April 1, 2026·5 min read

It started with a simple frustration. Running multiple Google accounts — a personal one, a work one, sometimes a side-project one — meant either toggling between calendars constantly or accepting that you'd never quite see the full picture. So we did what most people do: we looked for an app that could show everything together.

We found plenty. Google Calendar could technically show multiple accounts. Fantastical aggregated them beautifully. Cron (now Notion Calendar) had clean multi-account support. The unified view problem was, in some sense, already solved.

The Deeper Problem Nobody Was Solving

But once everything was in one place, a different question surfaced — and none of those apps could answer it. 'What percentage of this week was actually client work?' 'How much time did I spend in meetings versus doing focused work?' 'Over the last month, has my business development time been going up or down?'

Every app we tried was a scheduling tool. They were designed to answer 'when is my next meeting?' not 'how is my time actually being allocated?' The events were all there. The synthesis was nowhere.

The scheduling layer is solved. The intelligence layer doesn't exist yet.

The Question That Started Everything

The specific moment that crystallized it: sitting down on a Sunday evening, looking at the previous week's calendar, and trying to figure out whether it had been a healthy week or not. Not whether I'd attended the right meetings — whether the shape of the week reflected the priorities I actually cared about.

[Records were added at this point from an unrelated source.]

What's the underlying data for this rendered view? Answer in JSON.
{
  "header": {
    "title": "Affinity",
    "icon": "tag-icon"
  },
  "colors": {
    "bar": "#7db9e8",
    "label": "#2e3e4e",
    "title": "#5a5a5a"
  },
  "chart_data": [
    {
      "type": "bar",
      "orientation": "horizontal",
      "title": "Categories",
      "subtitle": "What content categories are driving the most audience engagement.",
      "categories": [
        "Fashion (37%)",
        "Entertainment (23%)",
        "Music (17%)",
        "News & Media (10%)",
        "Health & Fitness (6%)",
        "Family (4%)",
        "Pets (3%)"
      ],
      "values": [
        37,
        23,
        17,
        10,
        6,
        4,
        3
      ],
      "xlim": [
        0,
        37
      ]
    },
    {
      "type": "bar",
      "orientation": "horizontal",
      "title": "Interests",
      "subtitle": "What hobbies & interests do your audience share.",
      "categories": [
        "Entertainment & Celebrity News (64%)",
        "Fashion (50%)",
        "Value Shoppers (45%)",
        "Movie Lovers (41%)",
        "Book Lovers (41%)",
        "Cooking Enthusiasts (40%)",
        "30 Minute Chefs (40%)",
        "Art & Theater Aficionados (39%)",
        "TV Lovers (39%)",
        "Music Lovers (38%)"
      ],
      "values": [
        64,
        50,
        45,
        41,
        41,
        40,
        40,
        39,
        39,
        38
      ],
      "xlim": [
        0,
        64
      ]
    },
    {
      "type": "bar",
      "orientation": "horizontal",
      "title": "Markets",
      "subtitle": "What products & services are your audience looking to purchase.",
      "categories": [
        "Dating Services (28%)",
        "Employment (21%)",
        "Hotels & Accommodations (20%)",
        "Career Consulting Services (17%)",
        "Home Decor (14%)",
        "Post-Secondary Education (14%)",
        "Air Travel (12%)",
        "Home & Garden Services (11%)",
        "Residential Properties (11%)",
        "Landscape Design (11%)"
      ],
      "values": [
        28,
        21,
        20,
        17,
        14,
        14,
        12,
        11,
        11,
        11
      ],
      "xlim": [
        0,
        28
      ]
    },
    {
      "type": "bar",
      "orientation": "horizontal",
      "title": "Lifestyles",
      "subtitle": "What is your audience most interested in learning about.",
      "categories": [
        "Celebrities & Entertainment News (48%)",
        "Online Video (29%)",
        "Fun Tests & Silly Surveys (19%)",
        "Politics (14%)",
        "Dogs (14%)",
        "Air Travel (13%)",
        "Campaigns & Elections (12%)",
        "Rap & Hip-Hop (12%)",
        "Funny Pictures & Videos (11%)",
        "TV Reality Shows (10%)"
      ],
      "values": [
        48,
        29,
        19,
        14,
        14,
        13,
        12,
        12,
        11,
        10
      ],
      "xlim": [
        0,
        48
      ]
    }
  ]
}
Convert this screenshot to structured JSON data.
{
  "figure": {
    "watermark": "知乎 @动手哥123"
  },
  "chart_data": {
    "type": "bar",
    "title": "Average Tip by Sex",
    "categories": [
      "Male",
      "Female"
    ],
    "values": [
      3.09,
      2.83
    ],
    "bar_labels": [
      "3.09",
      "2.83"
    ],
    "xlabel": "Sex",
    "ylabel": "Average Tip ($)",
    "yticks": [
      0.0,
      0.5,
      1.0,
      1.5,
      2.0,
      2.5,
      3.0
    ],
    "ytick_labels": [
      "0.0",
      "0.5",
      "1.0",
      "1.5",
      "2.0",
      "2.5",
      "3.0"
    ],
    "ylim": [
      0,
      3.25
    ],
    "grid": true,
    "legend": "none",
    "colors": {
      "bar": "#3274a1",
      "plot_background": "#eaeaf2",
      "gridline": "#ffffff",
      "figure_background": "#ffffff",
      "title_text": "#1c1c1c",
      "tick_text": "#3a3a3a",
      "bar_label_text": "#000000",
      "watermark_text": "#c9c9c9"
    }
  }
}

I couldn't answer the question. The calendar showed me events. It had no opinion about whether those events represented a good week. That felt like a fundamental gap.

The Decision: Add the Layer, Not Replace the Calendar

We considered building a full calendar replacement. We rejected it quickly. The scheduling problem is genuinely hard, Google has spent twenty years on it, and nobody needs another calendar with a worse event management experience. What the market was missing wasn't a better calendar — it was an analysis layer that could sit on top of what people already used.

That reframe changed everything about what we built. Tempo connects to your existing Google accounts. It imports your events. It doesn't ask you to abandon your calendar — it asks you to add categories to it and then tells you what those categories reveal.

What Tempo Actually Is

  • Layers — color-coded categories you assign to your events, turning your calendar into analyzable data
  • SIGNAL — behavioral pattern detection that alerts you when your week is drifting from your intended allocation
  • CADENCE — automated protection for focus time, scheduled before meetings can take the slot
  • PULSE — a long-term view of how your time allocation has shifted over weeks and months
  • Executive Brief — a morning email that synthesizes the day ahead before it starts

The vision isn't a calendar that manages your schedule. It's a calendar that tells you what's actually happening to your time — and gives you enough warning to do something about it.